Me: "From Mom's stomach."
"Yeah, we know that. But how do they get in there?"
Me: "Mom and Dad make the baby together."
"Yeah, we know that. But how?"
(I'm choking on my Cheerios now and will soon need the Heimlich maneuver. Which
I'm certain my kids don't know how to perform.)
Me: "They have sex. They make love."
"Yeah, we know you love each other. But what exactly is sex?"
(I pour some Vodka into my coffee. The air is getting thick and I'm feeling
faint.)
Me: "Ok, listen up. Mom has eggs inside of her and Dad has sperm inside of
him. Sex is when Dad's penis and Mom's vagina meet for a date. The eggs and the
sperm decide if they want to party and if they like each other they stick
together and turn themselves into a baby. Mom suffers for nine months while the
party continues and out comes the baby."
(Of course I am stupid enough to think that I have answered their questions at
this point.)
"What kind of eggs do you have inside Mom? Are they like chicken eggs? What is
sperm? Does sex hurt? How old do you have to be to have sex? Does it hurt when
the baby comes out? Do you need drugs for that?"
(The dog looks at me with a big grin on her face and I swear I heard her giggle.

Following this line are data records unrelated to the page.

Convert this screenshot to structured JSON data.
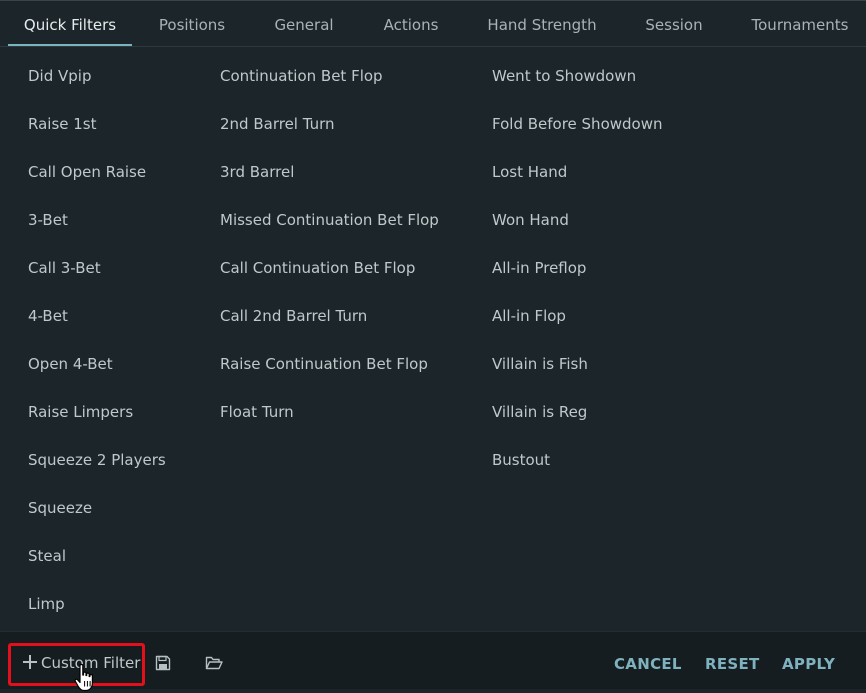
{
  "tabs": [
    {
      "label": "Quick Filters",
      "active": true
    },
    {
      "label": "Positions"
    },
    {
      "label": "General"
    },
    {
      "label": "Actions"
    },
    {
      "label": "Hand Strength"
    },
    {
      "label": "Session"
    },
    {
      "label": "Tournaments"
    }
  ],
  "filters": {
    "column1": [
      "Did Vpip",
      "Raise 1st",
      "Call Open Raise",
      "3-Bet",
      "Call 3-Bet",
      "4-Bet",
      "Open 4-Bet",
      "Raise Limpers",
      "Squeeze 2 Players",
      "Squeeze",
      "Steal",
      "Limp"
    ],
    "column2": [
      "Continuation Bet Flop",
      "2nd Barrel Turn",
      "3rd Barrel",
      "Missed Continuation Bet Flop",
      "Call Continuation Bet Flop",
      "Call 2nd Barrel Turn",
      "Raise Continuation Bet Flop",
      "Float Turn"
    ],
    "column3": [
      "Went to Showdown",
      "Fold Before Showdown",
      "Lost Hand",
      "Won Hand",
      "All-in Preflop",
      "All-in Flop",
      "Villain is Fish",
      "Villain is Reg",
      "Bustout"
    ]
  },
  "footer": {
    "custom_filter_label": "Custom Filter",
    "cancel_label": "CANCEL",
    "reset_label": "RESET",
    "apply_label": "APPLY"
  },
  "icons": {
    "plus": "plus-icon",
    "save": "save-icon",
    "folder": "folder-open-icon",
    "cursor": "hand-pointer-icon"
  },
  "colors": {
    "background": "#1c2529",
    "footer_background": "#151d20",
    "accent": "#7fb2bf",
    "highlight_border": "#e3101b",
    "text": "#bfc8cb"
  }
}
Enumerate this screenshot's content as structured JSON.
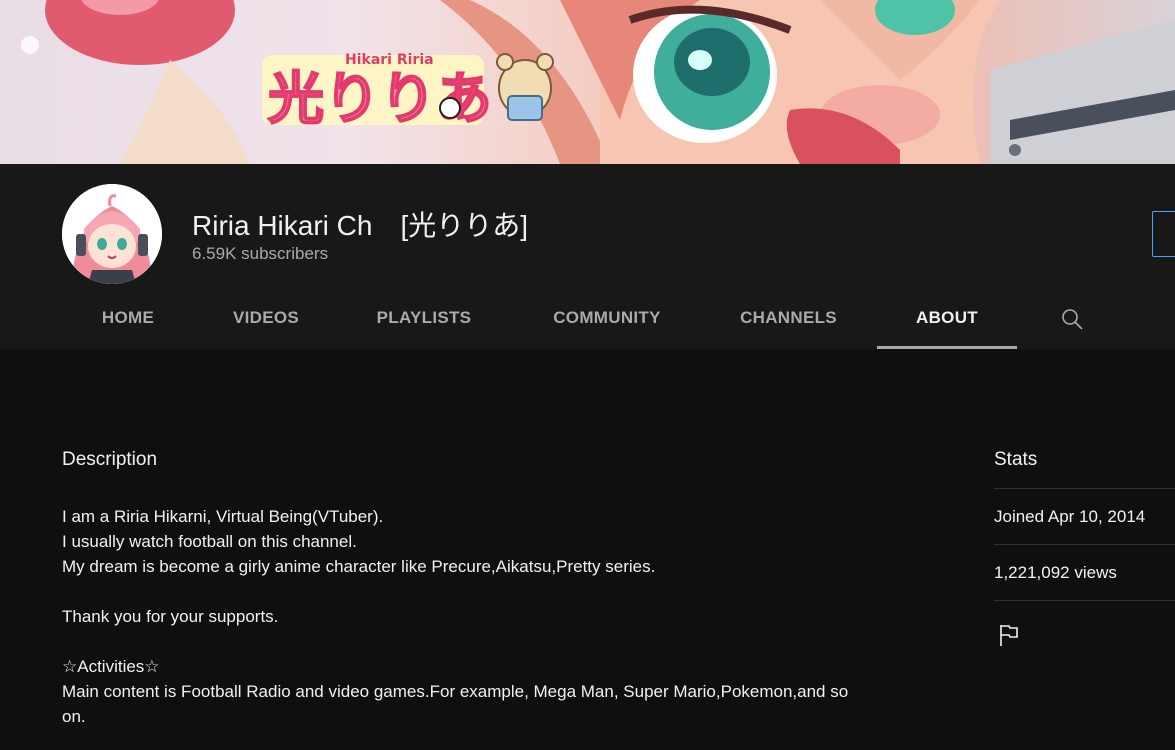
{
  "banner": {
    "logo_text": "光りりあ",
    "logo_subtext": "Hikari Riria"
  },
  "channel": {
    "name": "Riria Hikari Ch　[光りりあ]",
    "subscribers": "6.59K subscribers"
  },
  "tabs": [
    {
      "label": "HOME"
    },
    {
      "label": "VIDEOS"
    },
    {
      "label": "PLAYLISTS"
    },
    {
      "label": "COMMUNITY"
    },
    {
      "label": "CHANNELS"
    },
    {
      "label": "ABOUT"
    }
  ],
  "active_tab": "ABOUT",
  "about": {
    "description_title": "Description",
    "description_lines": [
      "I am a Riria Hikarni, Virtual Being(VTuber).",
      "I usually watch football on this channel.",
      "My dream is become a girly anime character like Precure,Aikatsu,Pretty series.",
      "",
      "Thank you for your supports.",
      "",
      "☆Activities☆",
      "Main content is Football Radio and video games.For example, Mega Man, Super Mario,Pokemon,and so on."
    ],
    "stats_title": "Stats",
    "joined": "Joined Apr 10, 2014",
    "views": "1,221,092 views"
  },
  "icons": {
    "search": "search-icon",
    "flag": "flag-icon"
  },
  "colors": {
    "background": "#0f0f0f",
    "header_background": "#181818",
    "secondary_text": "#aaaaaa",
    "accent_blue": "#3ea6ff"
  }
}
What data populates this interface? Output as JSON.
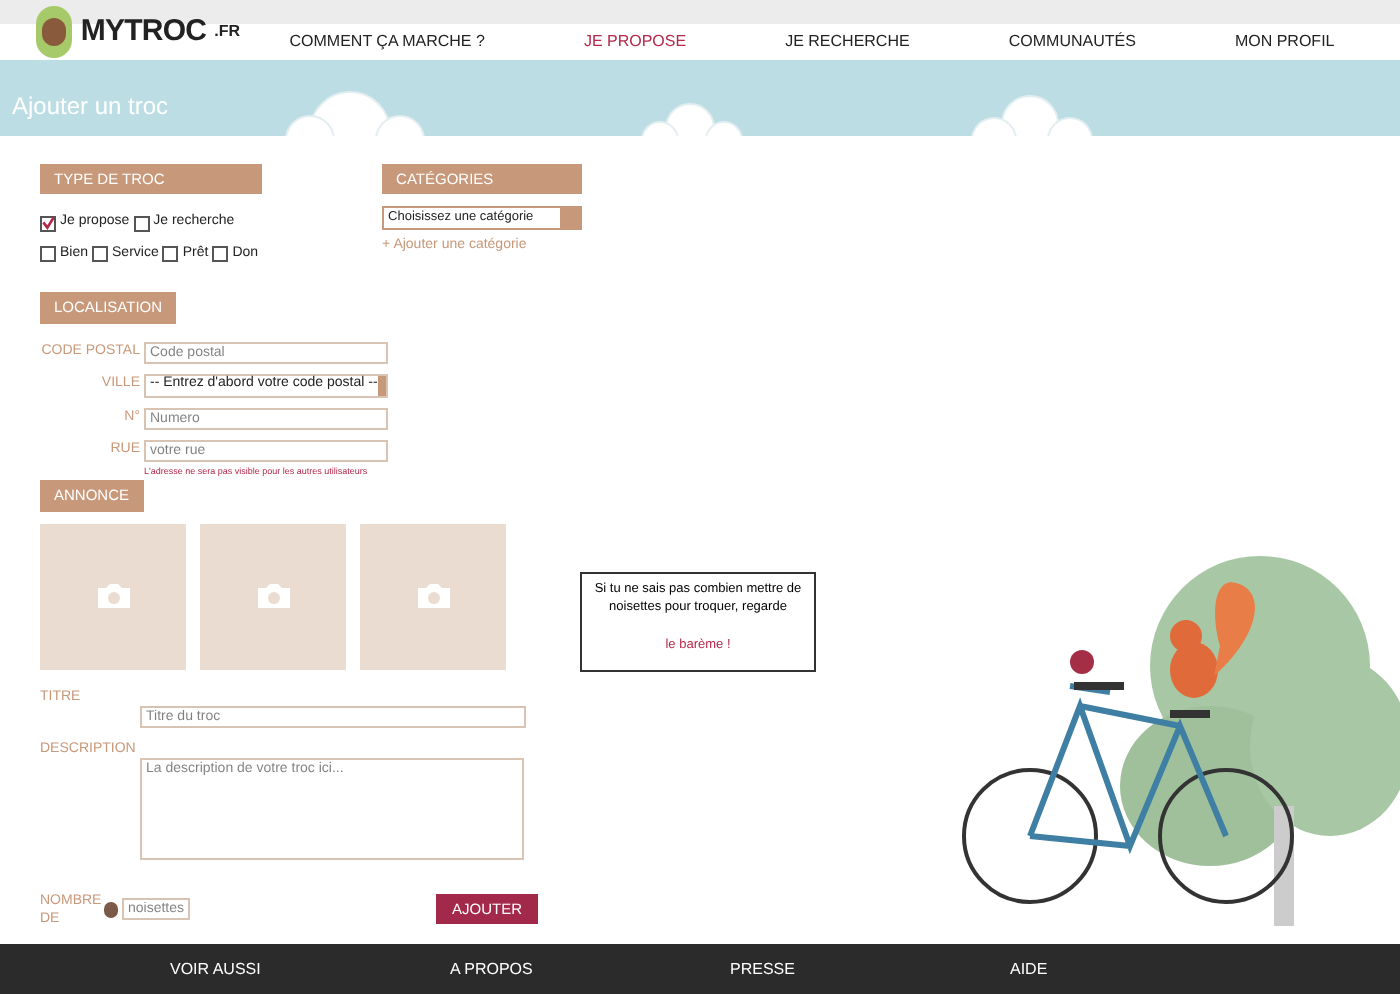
{
  "logo": {
    "text": "MYTROC",
    "suffix": ".FR"
  },
  "nav": [
    {
      "label": "COMMENT ÇA MARCHE ?",
      "selected": false
    },
    {
      "label": "JE PROPOSE",
      "selected": true
    },
    {
      "label": "JE RECHERCHE",
      "selected": false
    },
    {
      "label": "COMMUNAUTÉS",
      "selected": false
    },
    {
      "label": "MON PROFIL",
      "selected": false
    }
  ],
  "banner": {
    "title": "Ajouter un troc"
  },
  "type_section": {
    "heading": "TYPE DE TROC",
    "modes": [
      {
        "label": "Je propose",
        "checked": true
      },
      {
        "label": "Je recherche",
        "checked": false
      }
    ],
    "kinds": [
      {
        "label": "Bien",
        "checked": false
      },
      {
        "label": "Service",
        "checked": false
      },
      {
        "label": "Prêt",
        "checked": false
      },
      {
        "label": "Don",
        "checked": false
      }
    ]
  },
  "categories": {
    "heading": "CATÉGORIES",
    "select": "Choisissez une catégorie",
    "add_link": "+ Ajouter une catégorie"
  },
  "location": {
    "heading": "LOCALISATION",
    "fields": [
      {
        "kind": "input",
        "label": "CODE POSTAL",
        "placeholder": "Code postal"
      },
      {
        "kind": "select",
        "label": "VILLE",
        "value": "-- Entrez d'abord votre code postal --"
      },
      {
        "kind": "input",
        "label": "N°",
        "placeholder": "Numero"
      },
      {
        "kind": "input",
        "label": "RUE",
        "placeholder": "votre rue"
      }
    ],
    "note": "L'adresse ne sera pas visible pour les autres utilisateurs"
  },
  "ad": {
    "heading": "ANNONCE",
    "photos": [
      {
        "kind": "empty"
      },
      {
        "kind": "empty"
      },
      {
        "kind": "empty"
      }
    ],
    "title_label": "TITRE",
    "title_placeholder": "Titre du troc",
    "description_label": "DESCRIPTION",
    "description_placeholder": "La description de votre troc ici...",
    "count_label": "NOMBRE DE",
    "count_placeholder": "noisettes",
    "submit": "AJOUTER"
  },
  "bubble": {
    "text": "Si tu ne sais pas combien mettre de noisettes pour troquer, regarde",
    "link": "le barème !"
  },
  "footer": [
    "VOIR AUSSI",
    "A PROPOS",
    "PRESSE",
    "AIDE"
  ]
}
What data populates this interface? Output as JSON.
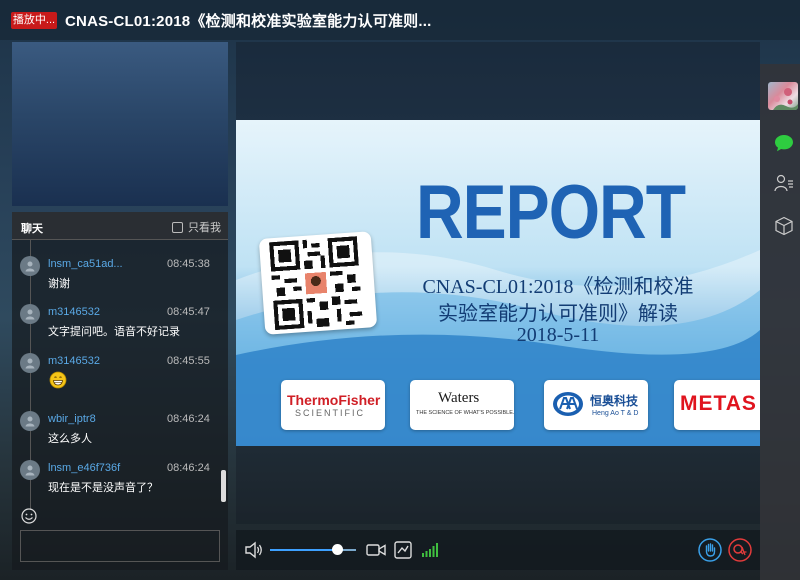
{
  "header": {
    "live_badge": "播放中...",
    "title": "CNAS-CL01:2018《检测和校准实验室能力认可准则..."
  },
  "chat": {
    "tab_label": "聊天",
    "only_me_label": "只看我",
    "input_placeholder": "",
    "messages": [
      {
        "user": "lnsm_ca51ad...",
        "time": "08:45:38",
        "text": "谢谢"
      },
      {
        "user": "m3146532",
        "time": "08:45:47",
        "text": "文字提问吧。语音不好记录"
      },
      {
        "user": "m3146532",
        "time": "08:45:55",
        "text": "",
        "emoji": "grinning-face"
      },
      {
        "user": "wbir_iptr8",
        "time": "08:46:24",
        "text": "这么多人"
      },
      {
        "user": "lnsm_e46f736f",
        "time": "08:46:24",
        "text": "现在是不是没声音了？"
      }
    ]
  },
  "slide": {
    "headline": "REPORT",
    "line1": "CNAS-CL01:2018《检测和校准",
    "line2": "实验室能力认可准则》解读",
    "line3": "2018-5-11",
    "logos": {
      "thermo_main": "ThermoFisher",
      "thermo_sub": "SCIENTIFIC",
      "waters_main": "Waters",
      "waters_sub": "THE SCIENCE OF WHAT'S POSSIBLE.",
      "hengao_main": "恒奥科技",
      "hengao_sub": "Heng Ao T & D",
      "metas_main": "METAS"
    }
  },
  "controls": {
    "volume_level": 0.78
  },
  "colors": {
    "live_badge": "#c81a1a",
    "username": "#5aa9e6",
    "slide_headline": "#1f63b4",
    "chat_icon": "#2ecc40"
  }
}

I grip the countertop and control the desire to kick the dog. This conversation
started at 7:00 am and it is only 7:03 am. The pressure is going to make my head
explode and I'm out of Vodka.)
Me: "No, my eggs aren't like chicken eggs. The sperm description will have
to wait until biology class. Sex does not hurt and since you are my kids, you
will never be old enough to have sex. Since your father is an attorney, this
means sex is illegal for the kids in this house. We will have you arrested. It's
excruciating pain when the baby comes out and I would opt for bamboo shoots
under my finger nails next time. Drugs are not only a requirement for
childbirth, it is also required to have a sex talk at breakfast with kids.Any
other questions?"
"Can we have another Pop Tart please?"
They abruptly ended the interrogation and I had to quickly cover my ass and
throw in the moral stuff. I informed them that they were not to go to school and
educate their friends about sex. I didn't need parents calling me and ripping my
head off about sperm and eggs. This was a private conversation that stayed in
our home. I also told them that people only have sex when they love each other,
blah, blah, blah. They didn't even look up at me. They gnawed away at their Pop
Tarts and left the table.
Last month I overheard my daughter talking about French Kissing. I pulled both
kids aside and asked if they knew what it meant. It's when two people stick
their tongues in each other's mouths. They told me they heard this at school and
I verified that their definition was technically correct. I also let them know
that it is incredibly gross to swap spit like that and if I caught them doing it
before the age of forty-five, then I would cause them bodily harm. Maybe next
month they'll educate me on the meaning of foreplay.